There was no internet (or, at least what we think of today as the internet) and no one had a smart phone, so we found our amusement in other ways.

And, most days that amusement came in blasting rubber circles off of each others heads, especially when the victim was on deadline.

If you could make your target — a towering, grizzled, seen-it-all photographer — jump and scream like a little girl who just got a pony, so much the better.

Having attended not a single day of college or ever entered the hallowed halls of journalism school, I nabbed my Sport Editor position old school style, fast-talkin’ and one-finger-typin’ my way from the press room at 18 to the newsroom at age 21.

Maybe they thought the promotion would get me to shut up. They were wrong.

Ellen is one of the primary reasons I landed upstairs, though I’m sure there were days she probably thought twice about it.

There were times she rolled her eyes at me so hard she ended up looking up close and personal at her brain.

As Island Living Editor of the WNT, she gave me many of my early freelance stories, some of which I even followed her instructions on.
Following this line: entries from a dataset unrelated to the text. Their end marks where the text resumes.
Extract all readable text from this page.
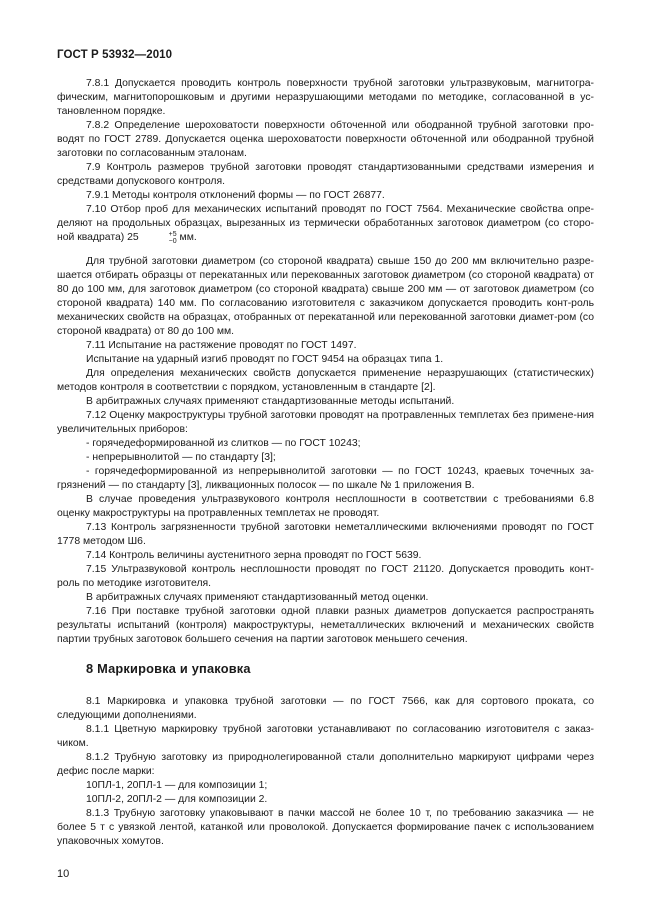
ГОСТ Р 53932—2010

7.8.1 Допускается проводить контроль поверхности трубной заготовки ультразвуковым, магнитогра-фическим, магнитопорошковым и другими неразрушающими методами по методике, согласованной в ус-тановленном порядке.

7.8.2 Определение шероховатости поверхности обточенной или ободранной трубной заготовки про-водят по ГОСТ 2789. Допускается оценка шероховатости поверхности обточенной или ободранной трубной заготовки по согласованным эталонам.

7.9 Контроль размеров трубной заготовки проводят стандартизованными средствами измерения и средствами допускового контроля.

7.9.1 Методы контроля отклонений формы — по ГОСТ 26877.

7.10 Отбор проб для механических испытаний проводят по ГОСТ 7564. Механические свойства опре-деляют на продольных образцах, вырезанных из термически обработанных заготовок диаметром (со сторо-ной квадрата) 25	+5
−0 мм.

Для трубной заготовки диаметром (со стороной квадрата) свыше 150 до 200 мм включительно разре-шается отбирать образцы от перекатанных или перекованных заготовок диаметром (со стороной квадрата) от 80 до 100 мм, для заготовок диаметром (со стороной квадрата) свыше 200 мм — от заготовок диаметром (со стороной квадрата) 140 мм. По согласованию изготовителя с заказчиком допускается проводить конт-роль механических свойств на образцах, отобранных от перекатанной или перекованной заготовки диамет-ром (со стороной квадрата) от 80 до 100 мм.

7.11 Испытание на растяжение проводят по ГОСТ 1497.

Испытание на ударный изгиб проводят по ГОСТ 9454 на образцах типа 1.

Для определения механических свойств допускается применение неразрушающих (статистических) методов контроля в соответствии с порядком, установленным в стандарте [2].

В арбитражных случаях применяют стандартизованные методы испытаний.

7.12 Оценку макроструктуры трубной заготовки проводят на протравленных темплетах без примене-ния увеличительных приборов:

- горячедеформированной из слитков — по ГОСТ 10243;

- непрерывнолитой — по стандарту [3];

- горячедеформированной из непрерывнолитой заготовки — по ГОСТ 10243, краевых точечных за-грязнений — по стандарту [3], ликвационных полосок — по шкале № 1 приложения В.

В случае проведения ультразвукового контроля несплошности в соответствии с требованиями 6.8 оценку макроструктуры на протравленных темплетах не проводят.

7.13 Контроль загрязненности трубной заготовки неметаллическими включениями проводят по ГОСТ 1778 методом Ш6.

7.14 Контроль величины аустенитного зерна проводят по ГОСТ 5639.

7.15 Ультразвуковой контроль несплошности проводят по ГОСТ 21120. Допускается проводить конт-роль по методике изготовителя.

В арбитражных случаях применяют стандартизованный метод оценки.

7.16 При поставке трубной заготовки одной плавки разных диаметров допускается распространять результаты испытаний (контроля) макроструктуры, неметаллических включений и механических свойств партии трубных заготовок большего сечения на партии заготовок меньшего сечения.

8 Маркировка и упаковка

8.1 Маркировка и упаковка трубной заготовки — по ГОСТ 7566, как для сортового проката, со следующими дополнениями.

8.1.1 Цветную маркировку трубной заготовки устанавливают по согласованию изготовителя с заказ-чиком.

8.1.2 Трубную заготовку из природнолегированной стали дополнительно маркируют цифрами через дефис после марки:

10ПЛ-1, 20ПЛ-1 — для композиции 1;

10ПЛ-2, 20ПЛ-2 — для композиции 2.

8.1.3 Трубную заготовку упаковывают в пачки массой не более 10 т, по требованию заказчика — не более 5 т с увязкой лентой, катанкой или проволокой. Допускается формирование пачек с использованием упаковочных хомутов.

10
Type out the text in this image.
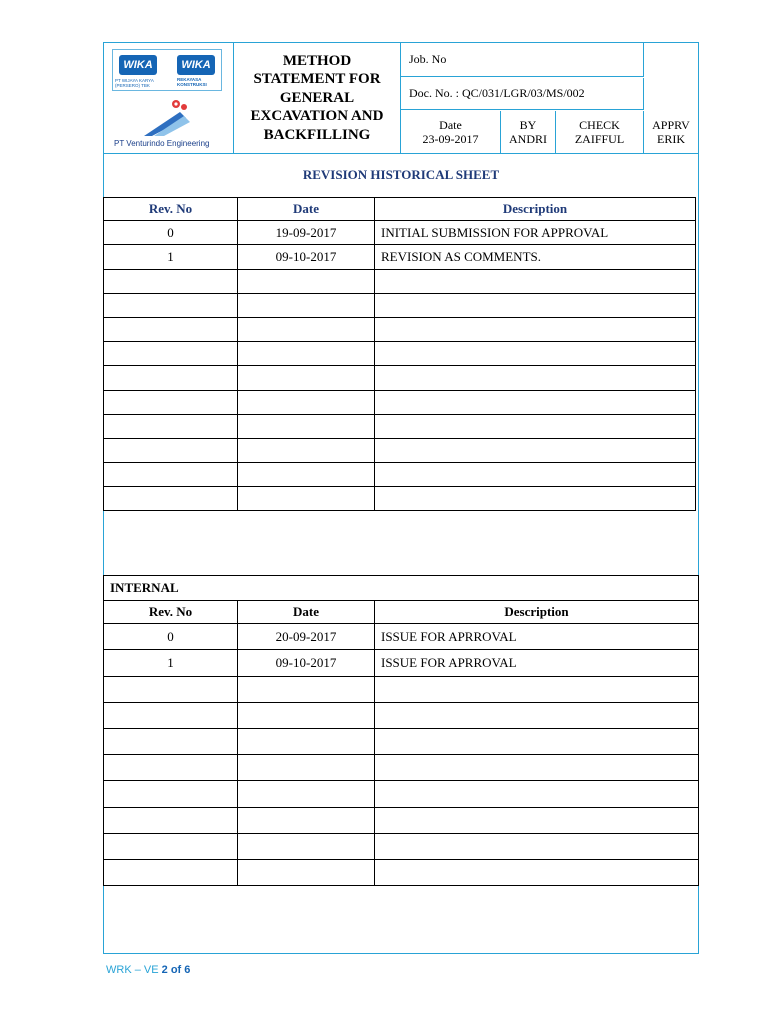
WIKA
PT WIJAYA KARYA (PERSERO) TBK
WIKA
REKAYASA KONSTRUKSI
PT Venturindo Engineering
METHOD
STATEMENT FOR
GENERAL
EXCAVATION AND
BACKFILLING
Job. No
Doc. No. : QC/031/LGR/03/MS/002
Date
23-09-2017
BY
ANDRI
CHECK
ZAIFFUL
APPRV
ERIK
REVISION HISTORICAL SHEET
Rev. No	Date	Description
0	19-09-2017	INITIAL SUBMISSION FOR APPROVAL
1	09-10-2017	REVISION AS COMMENTS.

INTERNAL		
Rev. No	Date	Description
0	20-09-2017	ISSUE FOR APRROVAL
1	09-10-2017	ISSUE FOR APRROVAL

WRK – VE 2 of 6
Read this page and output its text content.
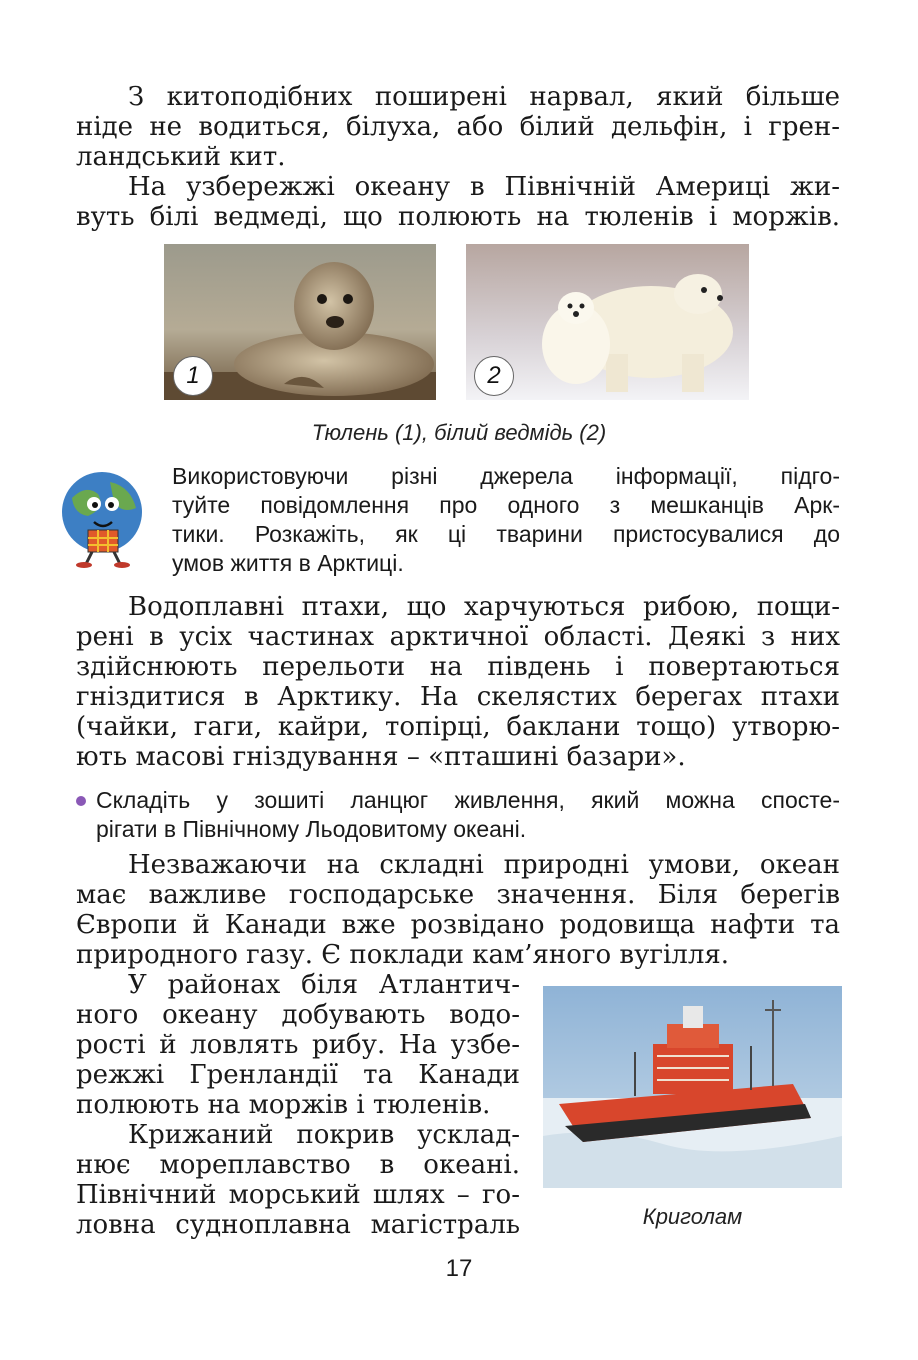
З китоподібних поширені нарвал, який більше
ніде не водиться, білуха, або білий дельфін, і грен-
ландський кит.
На узбережжі океану в Північній Америці жи-
вуть білі ведмеді, що полюють на тюленів і моржів.
1	2
Тюлень (1), білий ведмідь (2)
Використовуючи різні джерела інформації, підго-
туйте повідомлення про одного з мешканців Арк-
тики. Розкажіть, як ці тварини пристосувалися до
умов життя в Арктиці.
Водоплавні птахи, що харчуються рибою, пощи-
рені в усіх частинах арктичної області. Деякі з них
здійснюють перельоти на південь і повертаються
гніздитися в Арктику. На скелястих берегах птахи
(чайки, гаги, кайри, топірці, баклани тощо) утворю-
ють масові гніздування – «пташині базари».
Складіть у зошиті ланцюг живлення, який можна спосте-
рігати в Північному Льодовитому океані.
Незважаючи на складні природні умови, океан
має важливе господарське значення. Біля берегів
Європи й Канади вже розвідано родовища нафти та
природного газу. Є поклади кам’яного вугілля.
У районах біля Атлантич-
ного океану добувають водо-
рості й ловлять рибу. На узбе-
режжі Гренландії та Канади
полюють на моржів і тюленів.
Крижаний покрив усклад-
нює мореплавство в океані.
Північний морський шлях – го-
ловна судноплавна магістраль	Криголам
17
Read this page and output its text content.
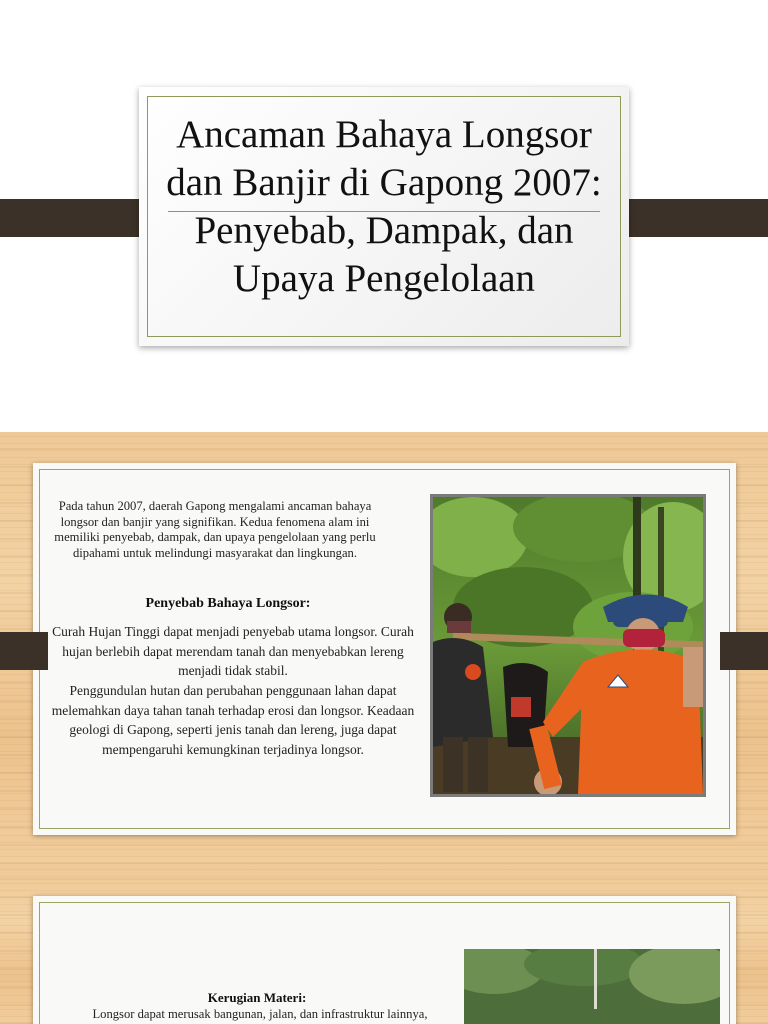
Ancaman Bahaya Longsor
dan Banjir di Gapong 2007:
Penyebab, Dampak, dan
Upaya Pengelolaan
Pada tahun 2007, daerah Gapong mengalami ancaman bahaya longsor dan banjir yang signifikan. Kedua fenomena alam ini memiliki penyebab, dampak, dan upaya pengelolaan yang perlu dipahami untuk melindungi masyarakat dan lingkungan.
Penyebab Bahaya Longsor:
Curah Hujan Tinggi dapat menjadi penyebab utama longsor. Curah hujan berlebih dapat merendam tanah dan menyebabkan lereng menjadi tidak stabil.
Penggundulan hutan dan perubahan penggunaan lahan dapat melemahkan daya tahan tanah terhadap erosi dan longsor. Keadaan geologi di Gapong, seperti jenis tanah dan lereng, juga dapat mempengaruhi kemungkinan terjadinya longsor.
Kerugian Materi:
Longsor dapat merusak bangunan, jalan, dan infrastruktur lainnya,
Even when I zigged when I was supposed to have zagged, she was patient and nurturing.

After I landed in a desk next to hers, she, unlike one or two others, always acted as if I actually belonged in the newsroom.

Even when I bum-rushed the layout ladies downstairs with my sports stuff before she was finished with the layout on her section (I never missed a deadline in two years and was fanatical about it), Ellen put up with me without losing her smile.

She answered all my inane questions (questions they probably covered in the first year of journalism school), let me bounce off the walls while always being there to gently rein me in, and was always a bright, shining beacon of class, integrity and hard work.

Our paths parted — she went into politics and raised children, while I opted to marinate in video store life for many years while still chafing as many editors as humanly possible as an underpaid, overly-combative freelancer.

You can argue over whether I have lived up to my potential as a writer over the past 24 years (personally, I think the last two years, on this blog, stand as my best work), but the argument would never have even started if it wasn’t for Ellen’s influence and guidance in the early days.

She will always stand as one of my journalism idols, a wonderful woman of great style and distinction who was nice to me when she didn’t need to be, who gave me a chance to write and sorta, kinda kept me in line.

For a bit, at least.

As she celebrates her birthday today, I am a small piece of her legacy.

Might not be the biggest or brightest part of that legacy, but I will always be grateful for the chance to be even a small part.